The Telecom Regulatory Authority of India has asked DTH players to report only active subscribers and not count temporarily suspended subscribers, as they used to earlier.
Until March 2019, DTH operators, while reporting their subscriber base, included subscribers whose connections had been temporarily suspended for up to 120 days. The figure also included the total registered subscriber from the date the operator started operations.
“To bring complete transparency, for the first time, the information related to active subscribers in a month (Monthly Subscription Report) is (being) collected by TRAI from DTH operators. This figure was never collected earlier,” Trai Secretary SK Gupta told BusinessLine .
Read also: Nearly 20 million viewers opt out of DTH services as bills start to pinch
Under the earlier system, DTH operators reported 72.44 million subscribers at the end of March 2019. Under the new system, DTH services had an average active subscriber base of 54.26 million in the quarter ended June 30. The drop had nothing to do with the change in TV channel pricing, Gupta said, and added that since the active subscriber base was being collected for the first time, no direct comparison is possible.

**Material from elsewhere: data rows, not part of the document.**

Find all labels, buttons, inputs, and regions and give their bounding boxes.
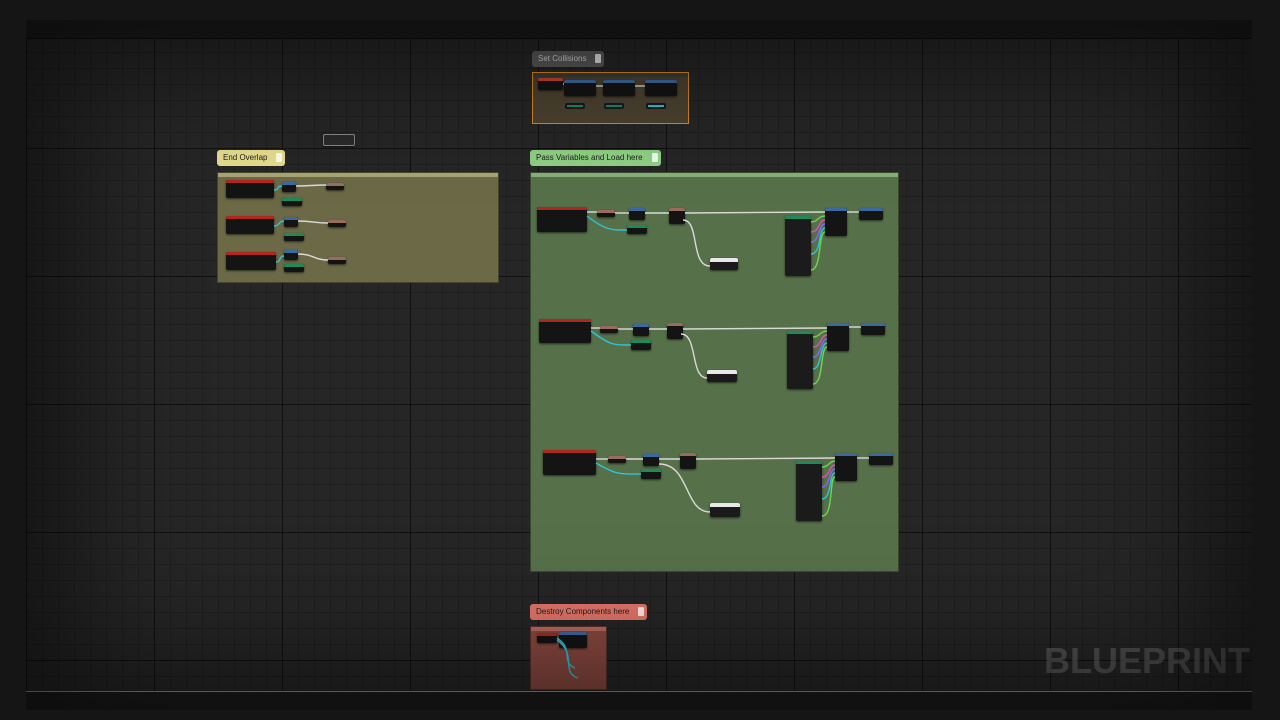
pin-icon[interactable]: [651, 153, 658, 162]
spawn-node[interactable]: [827, 323, 849, 351]
cast-node[interactable]: [284, 217, 298, 227]
event-node[interactable]: [537, 207, 587, 232]
function-node[interactable]: [600, 326, 618, 333]
set-node[interactable]: [861, 323, 885, 335]
blueprint-node[interactable]: [538, 78, 563, 90]
pin-icon[interactable]: [276, 153, 283, 162]
event-node[interactable]: [226, 252, 276, 270]
enum-node[interactable]: [645, 102, 667, 110]
enum-node[interactable]: [603, 102, 625, 110]
comment-label: End Overlap: [223, 153, 268, 162]
variable-node[interactable]: [282, 198, 302, 206]
blueprint-node[interactable]: [603, 80, 635, 96]
function-node[interactable]: [608, 456, 626, 463]
event-node[interactable]: [226, 216, 274, 234]
cast-node[interactable]: [629, 208, 645, 220]
spawn-node[interactable]: [825, 208, 847, 236]
literal-node[interactable]: [710, 258, 738, 270]
branch-node[interactable]: [680, 453, 696, 469]
set-node[interactable]: [869, 453, 893, 465]
blueprint-node[interactable]: [564, 80, 596, 96]
cast-node[interactable]: [282, 182, 296, 192]
variable-node[interactable]: [284, 233, 304, 241]
graph-bottom-bar: [26, 691, 1252, 710]
blueprint-watermark: BLUEPRINT: [1044, 640, 1250, 681]
set-node[interactable]: [859, 208, 883, 220]
variable-node[interactable]: [631, 340, 651, 350]
event-node[interactable]: [226, 180, 274, 198]
graph-top-bar: [26, 20, 1252, 39]
comment-label: Pass Variables and Load here: [536, 153, 643, 162]
cast-node[interactable]: [284, 250, 298, 260]
branch-node[interactable]: [667, 323, 683, 339]
function-node[interactable]: [559, 632, 587, 648]
literal-node[interactable]: [707, 370, 737, 382]
comment-title-destroy-components[interactable]: Destroy Components here: [530, 604, 648, 620]
variable-node[interactable]: [284, 264, 304, 272]
make-struct-node[interactable]: [785, 216, 811, 276]
comment-label: Destroy Components here: [536, 607, 630, 616]
make-struct-node[interactable]: [796, 461, 822, 521]
reroute-node[interactable]: [323, 134, 355, 146]
function-node[interactable]: [326, 183, 344, 190]
blueprint-node[interactable]: [645, 80, 677, 96]
event-node[interactable]: [537, 633, 557, 643]
comment-title-pass-variables[interactable]: Pass Variables and Load here: [530, 150, 661, 166]
variable-node[interactable]: [641, 469, 661, 479]
enum-node[interactable]: [564, 102, 586, 110]
comment-label: Set Collisions: [538, 54, 587, 63]
function-node[interactable]: [328, 257, 346, 264]
comment-title-end-overlap[interactable]: End Overlap: [217, 150, 286, 166]
make-struct-node[interactable]: [787, 331, 813, 389]
literal-node[interactable]: [710, 503, 740, 517]
comment-title-set-collisions[interactable]: Set Collisions: [532, 51, 605, 67]
pin-icon[interactable]: [638, 607, 645, 616]
cast-node[interactable]: [643, 454, 659, 466]
variable-node[interactable]: [627, 225, 647, 234]
spawn-node[interactable]: [835, 453, 857, 481]
event-node[interactable]: [539, 319, 591, 343]
cast-node[interactable]: [633, 324, 649, 336]
function-node[interactable]: [597, 210, 615, 217]
branch-node[interactable]: [669, 208, 685, 224]
event-node[interactable]: [543, 450, 596, 475]
pin-icon[interactable]: [595, 54, 602, 63]
function-node[interactable]: [328, 220, 346, 227]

“The average active subscriber base is arrived by averaging the active subscriber base for a month (as on 7th day, 14th day, 21st day, and 28th day of the month). However, for the subscriber base published for the quarter ended March 2019, DTH operators included temporarily suspended subscribers who had have not been inactive for more than 120 days,” Gupta said.

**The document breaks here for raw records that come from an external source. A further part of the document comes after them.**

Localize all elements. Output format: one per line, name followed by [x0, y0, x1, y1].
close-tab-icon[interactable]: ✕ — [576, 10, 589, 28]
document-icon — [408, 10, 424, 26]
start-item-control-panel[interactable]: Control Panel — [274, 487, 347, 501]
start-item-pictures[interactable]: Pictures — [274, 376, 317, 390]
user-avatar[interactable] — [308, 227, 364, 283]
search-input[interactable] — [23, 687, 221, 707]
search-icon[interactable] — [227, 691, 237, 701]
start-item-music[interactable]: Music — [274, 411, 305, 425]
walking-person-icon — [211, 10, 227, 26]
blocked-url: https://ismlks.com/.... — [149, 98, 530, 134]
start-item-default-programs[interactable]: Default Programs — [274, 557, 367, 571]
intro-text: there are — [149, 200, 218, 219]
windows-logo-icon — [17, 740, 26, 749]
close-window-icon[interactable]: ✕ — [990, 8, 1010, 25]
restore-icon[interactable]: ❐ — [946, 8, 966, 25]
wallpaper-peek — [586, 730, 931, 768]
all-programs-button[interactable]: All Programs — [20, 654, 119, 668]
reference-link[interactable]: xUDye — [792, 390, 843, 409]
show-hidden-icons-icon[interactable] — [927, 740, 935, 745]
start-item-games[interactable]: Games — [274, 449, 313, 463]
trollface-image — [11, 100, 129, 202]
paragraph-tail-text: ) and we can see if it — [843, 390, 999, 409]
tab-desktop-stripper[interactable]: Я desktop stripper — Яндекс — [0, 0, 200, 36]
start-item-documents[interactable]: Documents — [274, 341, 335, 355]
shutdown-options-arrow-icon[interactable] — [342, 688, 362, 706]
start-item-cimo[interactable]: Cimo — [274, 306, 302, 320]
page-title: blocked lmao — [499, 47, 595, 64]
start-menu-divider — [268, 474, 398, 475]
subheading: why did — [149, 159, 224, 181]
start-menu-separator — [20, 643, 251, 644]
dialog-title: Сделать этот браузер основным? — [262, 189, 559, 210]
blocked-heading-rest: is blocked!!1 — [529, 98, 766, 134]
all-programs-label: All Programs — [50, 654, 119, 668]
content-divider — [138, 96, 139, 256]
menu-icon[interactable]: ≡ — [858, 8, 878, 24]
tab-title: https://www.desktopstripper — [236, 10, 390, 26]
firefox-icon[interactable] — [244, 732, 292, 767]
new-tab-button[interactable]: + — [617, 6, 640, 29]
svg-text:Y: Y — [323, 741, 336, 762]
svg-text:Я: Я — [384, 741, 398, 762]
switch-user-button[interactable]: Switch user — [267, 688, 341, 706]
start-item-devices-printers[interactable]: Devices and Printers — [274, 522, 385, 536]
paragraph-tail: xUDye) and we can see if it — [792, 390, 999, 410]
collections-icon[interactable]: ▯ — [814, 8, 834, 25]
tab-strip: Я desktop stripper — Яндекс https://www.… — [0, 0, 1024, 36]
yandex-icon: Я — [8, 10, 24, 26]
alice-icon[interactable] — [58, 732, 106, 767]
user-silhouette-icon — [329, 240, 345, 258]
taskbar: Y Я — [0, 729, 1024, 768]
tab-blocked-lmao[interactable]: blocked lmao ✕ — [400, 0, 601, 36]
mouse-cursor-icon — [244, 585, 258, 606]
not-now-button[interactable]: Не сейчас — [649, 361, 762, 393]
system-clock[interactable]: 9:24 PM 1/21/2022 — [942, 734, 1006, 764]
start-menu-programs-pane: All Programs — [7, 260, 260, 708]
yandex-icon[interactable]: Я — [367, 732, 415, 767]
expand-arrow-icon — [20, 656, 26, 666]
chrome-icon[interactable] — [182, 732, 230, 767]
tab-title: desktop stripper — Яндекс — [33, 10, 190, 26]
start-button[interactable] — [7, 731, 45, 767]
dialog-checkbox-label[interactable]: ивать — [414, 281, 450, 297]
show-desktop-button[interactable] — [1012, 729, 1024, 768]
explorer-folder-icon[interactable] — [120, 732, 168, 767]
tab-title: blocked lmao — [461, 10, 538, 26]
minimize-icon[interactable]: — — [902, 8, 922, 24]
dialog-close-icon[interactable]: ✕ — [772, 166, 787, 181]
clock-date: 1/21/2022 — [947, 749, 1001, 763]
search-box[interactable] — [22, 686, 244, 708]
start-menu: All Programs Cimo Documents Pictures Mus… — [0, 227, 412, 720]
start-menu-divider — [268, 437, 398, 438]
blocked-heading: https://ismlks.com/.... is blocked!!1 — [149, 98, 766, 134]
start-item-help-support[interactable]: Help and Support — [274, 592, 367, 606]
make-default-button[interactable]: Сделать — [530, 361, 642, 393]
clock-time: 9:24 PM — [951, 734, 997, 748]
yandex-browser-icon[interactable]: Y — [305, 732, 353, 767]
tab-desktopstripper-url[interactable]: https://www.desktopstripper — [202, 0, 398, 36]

Trai had introduced a a similar rule in the telecom sector when mobile operators were reporting inflated numbers to get more spectrum. Until 2010, spectrum was allocated on a subscriber-linked criterion, which incentivised them to inflate numbers.

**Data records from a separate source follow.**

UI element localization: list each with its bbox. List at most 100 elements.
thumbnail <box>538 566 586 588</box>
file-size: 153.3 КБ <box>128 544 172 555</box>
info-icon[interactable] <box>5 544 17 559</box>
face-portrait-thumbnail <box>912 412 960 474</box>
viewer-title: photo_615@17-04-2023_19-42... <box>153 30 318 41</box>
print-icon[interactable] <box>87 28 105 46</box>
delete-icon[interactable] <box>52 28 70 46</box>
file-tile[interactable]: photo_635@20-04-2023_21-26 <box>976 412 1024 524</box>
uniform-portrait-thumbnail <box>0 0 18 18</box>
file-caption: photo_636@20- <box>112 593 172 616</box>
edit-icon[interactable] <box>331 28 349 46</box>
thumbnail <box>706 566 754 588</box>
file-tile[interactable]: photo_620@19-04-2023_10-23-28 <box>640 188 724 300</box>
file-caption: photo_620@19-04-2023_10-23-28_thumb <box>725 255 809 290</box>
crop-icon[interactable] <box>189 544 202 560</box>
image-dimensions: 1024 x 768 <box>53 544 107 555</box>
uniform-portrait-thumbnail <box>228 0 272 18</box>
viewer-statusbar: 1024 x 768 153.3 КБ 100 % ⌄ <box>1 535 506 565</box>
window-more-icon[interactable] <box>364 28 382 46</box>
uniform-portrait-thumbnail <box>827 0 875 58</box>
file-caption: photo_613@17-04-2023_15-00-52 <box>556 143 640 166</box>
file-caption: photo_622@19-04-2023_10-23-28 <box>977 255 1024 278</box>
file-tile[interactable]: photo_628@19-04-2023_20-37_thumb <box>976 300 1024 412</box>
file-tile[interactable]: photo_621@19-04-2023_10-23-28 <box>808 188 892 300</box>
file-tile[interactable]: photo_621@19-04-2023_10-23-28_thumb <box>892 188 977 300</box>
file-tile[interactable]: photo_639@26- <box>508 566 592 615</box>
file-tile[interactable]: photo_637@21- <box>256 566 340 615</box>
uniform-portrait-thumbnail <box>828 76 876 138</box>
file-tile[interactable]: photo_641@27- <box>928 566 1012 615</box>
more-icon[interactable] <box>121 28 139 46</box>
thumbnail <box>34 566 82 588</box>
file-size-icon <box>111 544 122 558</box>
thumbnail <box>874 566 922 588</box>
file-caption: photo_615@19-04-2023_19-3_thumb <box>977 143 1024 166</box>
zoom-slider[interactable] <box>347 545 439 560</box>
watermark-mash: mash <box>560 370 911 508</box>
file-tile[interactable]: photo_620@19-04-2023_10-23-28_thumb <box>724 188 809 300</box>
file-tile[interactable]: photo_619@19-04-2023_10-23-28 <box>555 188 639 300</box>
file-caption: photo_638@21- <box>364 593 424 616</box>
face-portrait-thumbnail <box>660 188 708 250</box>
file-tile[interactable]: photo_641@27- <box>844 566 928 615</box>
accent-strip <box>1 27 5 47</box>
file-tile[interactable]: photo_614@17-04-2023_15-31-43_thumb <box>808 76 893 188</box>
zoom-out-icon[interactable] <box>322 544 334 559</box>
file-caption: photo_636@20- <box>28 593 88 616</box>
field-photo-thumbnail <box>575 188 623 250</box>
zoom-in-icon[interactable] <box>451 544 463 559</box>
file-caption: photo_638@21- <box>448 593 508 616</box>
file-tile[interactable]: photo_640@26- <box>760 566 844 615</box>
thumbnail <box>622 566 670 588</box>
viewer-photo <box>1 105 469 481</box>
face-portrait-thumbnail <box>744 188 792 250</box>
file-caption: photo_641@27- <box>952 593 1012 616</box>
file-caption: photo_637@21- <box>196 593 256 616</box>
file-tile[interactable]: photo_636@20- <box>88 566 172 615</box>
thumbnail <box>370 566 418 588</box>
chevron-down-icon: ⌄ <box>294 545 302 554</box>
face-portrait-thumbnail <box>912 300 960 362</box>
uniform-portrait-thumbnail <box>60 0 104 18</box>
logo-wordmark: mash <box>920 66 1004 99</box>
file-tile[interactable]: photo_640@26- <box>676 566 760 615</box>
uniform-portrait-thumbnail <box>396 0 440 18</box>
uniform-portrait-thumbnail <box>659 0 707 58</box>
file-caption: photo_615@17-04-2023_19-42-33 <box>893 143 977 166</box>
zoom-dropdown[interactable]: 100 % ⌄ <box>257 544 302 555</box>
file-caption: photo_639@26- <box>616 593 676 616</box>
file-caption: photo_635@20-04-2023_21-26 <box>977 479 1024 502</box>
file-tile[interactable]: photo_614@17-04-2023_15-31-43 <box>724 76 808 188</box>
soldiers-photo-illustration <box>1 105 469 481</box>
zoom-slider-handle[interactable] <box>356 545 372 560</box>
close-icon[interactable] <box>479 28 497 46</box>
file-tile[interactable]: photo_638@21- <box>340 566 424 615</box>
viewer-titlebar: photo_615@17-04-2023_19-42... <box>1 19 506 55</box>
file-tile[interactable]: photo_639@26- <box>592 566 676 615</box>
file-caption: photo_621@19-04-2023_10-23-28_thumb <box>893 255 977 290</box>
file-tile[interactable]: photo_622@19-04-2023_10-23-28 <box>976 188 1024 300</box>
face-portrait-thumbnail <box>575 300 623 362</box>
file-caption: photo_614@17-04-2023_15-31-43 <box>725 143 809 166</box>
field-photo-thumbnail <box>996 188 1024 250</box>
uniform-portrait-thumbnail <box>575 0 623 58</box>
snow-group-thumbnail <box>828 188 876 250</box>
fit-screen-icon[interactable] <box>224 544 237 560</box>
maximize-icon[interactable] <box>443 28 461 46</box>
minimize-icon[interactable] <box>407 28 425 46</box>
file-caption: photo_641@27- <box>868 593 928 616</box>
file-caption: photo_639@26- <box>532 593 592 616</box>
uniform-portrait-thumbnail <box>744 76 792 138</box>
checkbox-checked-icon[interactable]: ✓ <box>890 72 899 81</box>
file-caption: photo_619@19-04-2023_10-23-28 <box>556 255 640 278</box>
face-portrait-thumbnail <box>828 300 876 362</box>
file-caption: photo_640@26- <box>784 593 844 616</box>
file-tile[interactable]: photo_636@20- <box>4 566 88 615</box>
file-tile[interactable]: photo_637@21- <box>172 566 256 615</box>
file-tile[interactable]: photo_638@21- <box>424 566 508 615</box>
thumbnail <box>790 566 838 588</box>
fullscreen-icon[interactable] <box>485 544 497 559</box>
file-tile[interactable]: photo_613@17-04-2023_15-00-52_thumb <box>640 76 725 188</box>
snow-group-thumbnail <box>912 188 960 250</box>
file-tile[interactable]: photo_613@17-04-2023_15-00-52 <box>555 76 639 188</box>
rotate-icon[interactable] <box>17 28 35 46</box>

Gupta said that the total DTH subscriber base as on June 2019 is 68.92 million, counting users who had temporarily suspended service for not more than 90 days.
Meanwhile, the cable TV operators’ industry body, the All India Digital Cable Federation, and individual subscribers claim the new tariff regime has led to a steep rise in monthly bills.
Dhiraj Wala, a DTH subscriber, wrote to TRAI saying that after the implementation of TRAI’s order, the subscription cost had increased by ₹100-150 per month per subscriber. Given the 20 crore cable/DTH subscriber base, that adds up to ₹2,000-3,000 crore per month, he added.
A KPMG report in August pointed out towards a decline of 12-15 million subscribers in the April-June quarter. "While the C&S (cable and satellite) universe was reported to have expanded to 197 million households by end of 2018 with digital cable gaining the most, there was an erosion, there was an erosion in the active subscriber base in the last quarter of nearly 12-15 million households in the overall C&S household base," the report said.
The KPMG report points to potential reason of this being non-renewal of subscriptions and transition of subscribers to video streaming platforms as they faced higher cable bills.